Pour les territoires ruraux il faut mettre en oeuvre tous les leviers. Je n'ai pas voté la loi HPST. La ministre nous avait alors assuré que les hôpitaux ruraux seraient préservés : il n'en a rien été. On a sacrifié de nombreux lits de soins de suite, de rééducation et de médecine. La notion de « maillage territorial » a été vidée de son sens. La tarification à l'activité (T2A) a provoqué le départ des patients dans les CHU. Or le lien avec les familles est primordial. Comment les recevoir ? Les maisons de santé comme les hôpitaux locaux, devenus des Ehpad, ne peuvent faire face. Dans le cas que j'évoquais, la maison de santé a été construite dans l'enceinte de l'hôpital, afin de mutualiser les ressources, le médecin de garde pouvant s'appuyer sur les infirmières ou la pharmacie de l'hôpital.
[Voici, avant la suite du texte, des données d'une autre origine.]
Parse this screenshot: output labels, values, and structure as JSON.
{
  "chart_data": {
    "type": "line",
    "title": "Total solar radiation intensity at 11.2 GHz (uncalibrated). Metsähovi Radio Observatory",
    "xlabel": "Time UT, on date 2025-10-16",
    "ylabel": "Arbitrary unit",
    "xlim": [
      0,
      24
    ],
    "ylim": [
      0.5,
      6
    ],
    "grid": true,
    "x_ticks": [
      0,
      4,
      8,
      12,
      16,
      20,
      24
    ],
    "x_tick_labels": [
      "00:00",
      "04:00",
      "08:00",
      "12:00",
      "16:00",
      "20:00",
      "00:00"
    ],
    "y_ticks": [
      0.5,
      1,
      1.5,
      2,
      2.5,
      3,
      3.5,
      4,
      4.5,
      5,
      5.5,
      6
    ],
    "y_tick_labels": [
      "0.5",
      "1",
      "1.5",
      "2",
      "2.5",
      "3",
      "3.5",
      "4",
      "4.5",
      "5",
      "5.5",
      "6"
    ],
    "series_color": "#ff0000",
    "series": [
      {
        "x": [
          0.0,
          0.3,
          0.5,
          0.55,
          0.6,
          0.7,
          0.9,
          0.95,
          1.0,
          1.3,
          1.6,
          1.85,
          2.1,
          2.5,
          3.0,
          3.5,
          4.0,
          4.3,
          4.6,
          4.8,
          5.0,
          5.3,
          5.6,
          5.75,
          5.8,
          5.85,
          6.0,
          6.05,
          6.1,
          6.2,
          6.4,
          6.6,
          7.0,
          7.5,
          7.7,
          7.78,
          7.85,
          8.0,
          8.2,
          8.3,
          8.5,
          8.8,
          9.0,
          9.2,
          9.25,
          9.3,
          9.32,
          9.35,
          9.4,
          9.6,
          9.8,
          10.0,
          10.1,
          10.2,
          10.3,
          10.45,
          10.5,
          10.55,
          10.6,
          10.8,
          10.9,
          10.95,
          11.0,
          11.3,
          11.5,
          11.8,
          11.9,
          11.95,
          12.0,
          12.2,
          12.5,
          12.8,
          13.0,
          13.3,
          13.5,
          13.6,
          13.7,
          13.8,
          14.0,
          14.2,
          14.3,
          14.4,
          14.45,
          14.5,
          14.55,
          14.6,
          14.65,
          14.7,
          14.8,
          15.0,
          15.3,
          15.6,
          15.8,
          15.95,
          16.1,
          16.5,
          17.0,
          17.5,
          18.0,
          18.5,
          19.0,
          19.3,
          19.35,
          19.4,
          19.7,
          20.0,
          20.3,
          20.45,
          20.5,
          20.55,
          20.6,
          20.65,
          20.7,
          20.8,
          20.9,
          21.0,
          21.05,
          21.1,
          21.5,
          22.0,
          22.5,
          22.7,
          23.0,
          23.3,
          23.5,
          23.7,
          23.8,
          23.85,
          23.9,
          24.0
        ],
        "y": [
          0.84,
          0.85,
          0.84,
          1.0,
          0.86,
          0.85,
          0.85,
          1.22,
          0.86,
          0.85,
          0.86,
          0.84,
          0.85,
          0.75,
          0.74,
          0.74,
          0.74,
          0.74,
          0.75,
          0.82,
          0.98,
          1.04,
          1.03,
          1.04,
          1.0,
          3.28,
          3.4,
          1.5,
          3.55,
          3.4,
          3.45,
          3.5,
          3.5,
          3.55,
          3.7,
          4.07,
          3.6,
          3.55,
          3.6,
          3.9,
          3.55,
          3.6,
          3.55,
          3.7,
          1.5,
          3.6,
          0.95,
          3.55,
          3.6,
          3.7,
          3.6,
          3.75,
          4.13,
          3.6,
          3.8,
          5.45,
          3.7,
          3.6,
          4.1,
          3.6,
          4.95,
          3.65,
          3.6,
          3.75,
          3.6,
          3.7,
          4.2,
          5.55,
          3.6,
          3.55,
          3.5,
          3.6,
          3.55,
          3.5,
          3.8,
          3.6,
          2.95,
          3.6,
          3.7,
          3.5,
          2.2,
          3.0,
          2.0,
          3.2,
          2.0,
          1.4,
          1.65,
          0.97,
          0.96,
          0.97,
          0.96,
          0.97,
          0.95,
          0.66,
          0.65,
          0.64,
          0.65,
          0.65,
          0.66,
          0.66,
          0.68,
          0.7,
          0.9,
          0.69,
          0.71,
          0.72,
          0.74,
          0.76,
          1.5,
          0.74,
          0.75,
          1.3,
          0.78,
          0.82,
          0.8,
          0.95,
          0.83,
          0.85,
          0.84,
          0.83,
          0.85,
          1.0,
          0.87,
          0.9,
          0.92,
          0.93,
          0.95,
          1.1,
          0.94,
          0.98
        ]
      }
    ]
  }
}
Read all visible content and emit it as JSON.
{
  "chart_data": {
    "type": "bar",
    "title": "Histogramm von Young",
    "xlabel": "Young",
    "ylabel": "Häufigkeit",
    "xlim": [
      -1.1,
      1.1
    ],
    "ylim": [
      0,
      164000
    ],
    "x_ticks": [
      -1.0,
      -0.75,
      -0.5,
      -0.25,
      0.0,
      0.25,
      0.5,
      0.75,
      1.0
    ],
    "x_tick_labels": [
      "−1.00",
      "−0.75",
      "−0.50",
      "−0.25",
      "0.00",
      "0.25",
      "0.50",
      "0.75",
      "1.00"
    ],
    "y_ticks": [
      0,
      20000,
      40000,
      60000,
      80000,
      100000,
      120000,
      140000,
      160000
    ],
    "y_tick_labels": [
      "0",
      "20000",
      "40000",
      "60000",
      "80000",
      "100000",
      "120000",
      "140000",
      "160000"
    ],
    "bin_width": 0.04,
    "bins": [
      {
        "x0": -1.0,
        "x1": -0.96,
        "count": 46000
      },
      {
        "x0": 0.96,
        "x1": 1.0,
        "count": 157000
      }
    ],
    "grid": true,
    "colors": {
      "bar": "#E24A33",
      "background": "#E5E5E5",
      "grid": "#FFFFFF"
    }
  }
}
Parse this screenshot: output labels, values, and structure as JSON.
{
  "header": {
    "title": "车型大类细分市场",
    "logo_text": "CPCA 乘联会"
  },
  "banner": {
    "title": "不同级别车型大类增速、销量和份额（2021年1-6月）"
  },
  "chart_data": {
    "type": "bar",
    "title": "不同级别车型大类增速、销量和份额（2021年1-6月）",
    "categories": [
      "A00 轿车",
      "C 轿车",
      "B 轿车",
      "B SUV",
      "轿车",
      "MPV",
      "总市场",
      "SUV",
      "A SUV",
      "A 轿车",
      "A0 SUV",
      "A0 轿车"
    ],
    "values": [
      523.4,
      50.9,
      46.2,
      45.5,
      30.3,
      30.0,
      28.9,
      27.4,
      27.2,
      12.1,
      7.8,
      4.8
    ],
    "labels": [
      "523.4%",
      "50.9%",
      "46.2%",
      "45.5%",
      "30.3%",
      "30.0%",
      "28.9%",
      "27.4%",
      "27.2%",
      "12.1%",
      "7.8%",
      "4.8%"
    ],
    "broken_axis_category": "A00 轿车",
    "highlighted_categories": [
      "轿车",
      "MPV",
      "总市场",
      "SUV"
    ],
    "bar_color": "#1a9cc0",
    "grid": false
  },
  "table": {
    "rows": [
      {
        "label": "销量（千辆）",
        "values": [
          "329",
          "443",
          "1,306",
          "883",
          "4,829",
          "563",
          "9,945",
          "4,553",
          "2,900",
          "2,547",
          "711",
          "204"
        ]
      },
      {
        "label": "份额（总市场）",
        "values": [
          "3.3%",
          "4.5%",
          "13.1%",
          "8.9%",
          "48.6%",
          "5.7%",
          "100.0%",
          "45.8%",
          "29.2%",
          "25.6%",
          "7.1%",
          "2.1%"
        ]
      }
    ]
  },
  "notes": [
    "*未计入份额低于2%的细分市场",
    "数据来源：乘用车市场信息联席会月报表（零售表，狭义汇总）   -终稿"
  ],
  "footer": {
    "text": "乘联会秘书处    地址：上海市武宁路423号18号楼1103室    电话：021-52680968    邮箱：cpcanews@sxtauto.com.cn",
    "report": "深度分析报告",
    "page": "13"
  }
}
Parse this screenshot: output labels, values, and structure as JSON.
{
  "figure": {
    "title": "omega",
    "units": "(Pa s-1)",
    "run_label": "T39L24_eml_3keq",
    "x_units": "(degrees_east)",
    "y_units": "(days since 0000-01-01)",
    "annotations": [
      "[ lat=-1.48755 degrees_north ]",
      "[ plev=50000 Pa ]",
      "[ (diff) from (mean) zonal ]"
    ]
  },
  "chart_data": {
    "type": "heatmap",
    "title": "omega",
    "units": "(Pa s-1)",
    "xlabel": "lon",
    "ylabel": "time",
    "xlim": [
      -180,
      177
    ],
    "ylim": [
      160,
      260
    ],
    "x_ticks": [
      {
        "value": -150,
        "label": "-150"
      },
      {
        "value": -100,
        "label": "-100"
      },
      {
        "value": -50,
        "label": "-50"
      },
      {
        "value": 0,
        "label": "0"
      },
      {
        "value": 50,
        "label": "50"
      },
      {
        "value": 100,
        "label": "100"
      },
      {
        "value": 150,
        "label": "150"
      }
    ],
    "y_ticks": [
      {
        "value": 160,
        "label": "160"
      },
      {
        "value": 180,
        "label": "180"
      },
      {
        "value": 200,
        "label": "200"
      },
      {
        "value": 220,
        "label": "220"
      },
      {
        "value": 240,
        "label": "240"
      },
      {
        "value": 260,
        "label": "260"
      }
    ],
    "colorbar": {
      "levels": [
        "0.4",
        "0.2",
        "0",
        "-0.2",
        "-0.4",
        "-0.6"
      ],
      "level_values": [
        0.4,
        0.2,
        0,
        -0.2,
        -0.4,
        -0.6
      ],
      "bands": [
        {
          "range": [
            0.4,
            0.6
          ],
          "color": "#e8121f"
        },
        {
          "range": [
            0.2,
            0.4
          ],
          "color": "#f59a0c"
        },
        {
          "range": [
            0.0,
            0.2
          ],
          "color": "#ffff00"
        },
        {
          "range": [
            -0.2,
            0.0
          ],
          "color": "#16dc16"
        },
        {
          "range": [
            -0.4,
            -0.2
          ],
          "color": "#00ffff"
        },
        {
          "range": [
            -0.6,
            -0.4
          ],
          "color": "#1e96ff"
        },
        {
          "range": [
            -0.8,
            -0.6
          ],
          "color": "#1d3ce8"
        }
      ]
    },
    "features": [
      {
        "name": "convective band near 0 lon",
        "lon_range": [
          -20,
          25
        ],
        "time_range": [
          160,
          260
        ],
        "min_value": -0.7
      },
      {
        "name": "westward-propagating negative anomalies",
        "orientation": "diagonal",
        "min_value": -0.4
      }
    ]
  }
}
Enfin il est indispensable que le raccordement au haut-débit soit une priorité, dans la mesure où les projets correspondent au maillage et respectent le cahier des charges commun aux deux ministères. Il faut y consacrer des financements spécifiques. Certes les locaux de télémédecine sont raccordés à l'ADSL. Mais est-ce suffisant si le sort d'un patient cardiaque est suspendu à l'envoi de son électrocardiogramme au CHU ? Commençons par un maillage de premier niveau, avant d'en étendre les ramifications. Il appartient à votre ministère de le définir. Réussissons la deuxième génération de maisons de santé, car il existe une volonté d'aboutir.
M. Charles Revet . - Madame la ministre pourriez-vous nous apporter des indications sur votre politique en matière d'urbanisme ?
Mme Cécile Duflot, ministre . - Je vous répondrai en présentant le calendrier législatif de mon ministère. Deux projets de loi sont en préparation. Une loi-cadre sur l'urbanisme et le logement tout d'abord. La concertation a commencé ; elle concernera les règles d'urbanisme, clarifiera l'articulation entre les différents schémas d'urbanisme et d'aménagement du territoire tandis que la question des PLU sera sans doute insérée dans le texte sur la décentralisation. Plusieurs lois seront actualisées à cette occasion : la loi de 1989 sur les rapports entre propriétaires et locataires, afin d'avancer dans le sens d'un encadrement des loyers ; la loi de 1970, dite loi Hoguet, sur les professionnels de l'immobilier, pour renforcer notamment les exigences en terme de formation et de qualification, souhait partagé par les professionnels eux-mêmes car la concurrence a abouti ces dernières années à une dégradation de la qualité des prestations ; ou encore la loi de 1965 sur les copropriétés qui a beaucoup vieilli et contient des règles de vote archaïques, sources de blocages. Je suis heureux de la collaboration entre mes services et ceux de la ministre de la justice sur ce dernier point. Ce texte très riche sera transmis au Conseil d'État au mois d'avril et devrait être examiné en Conseil des ministres au mois de juin, puis soumis au Parlement à l'été ou en automne.
Le second projet de loi concerne le très haut débit. Il aura pour objet les services publics, leur mutualisation et une nouvelle articulation territoriale. Il pourrait devenir un des titres de la loi sur la décentralisation, tant le sujet de l'égalité des territoires nourrit de fortes attentes sur tous les bancs, aussi bien à l'Assemblée nationale qu'au Sénat, tandis que le calendrier législatif est très chargé. Les élus ruraux, mais pas seulement, sont attachés à cette réflexion. Ainsi toutes les questions d'urbanisme, d'égalité des territoires et de logement seront traitées dans leur ensemble avant la fin de l'année.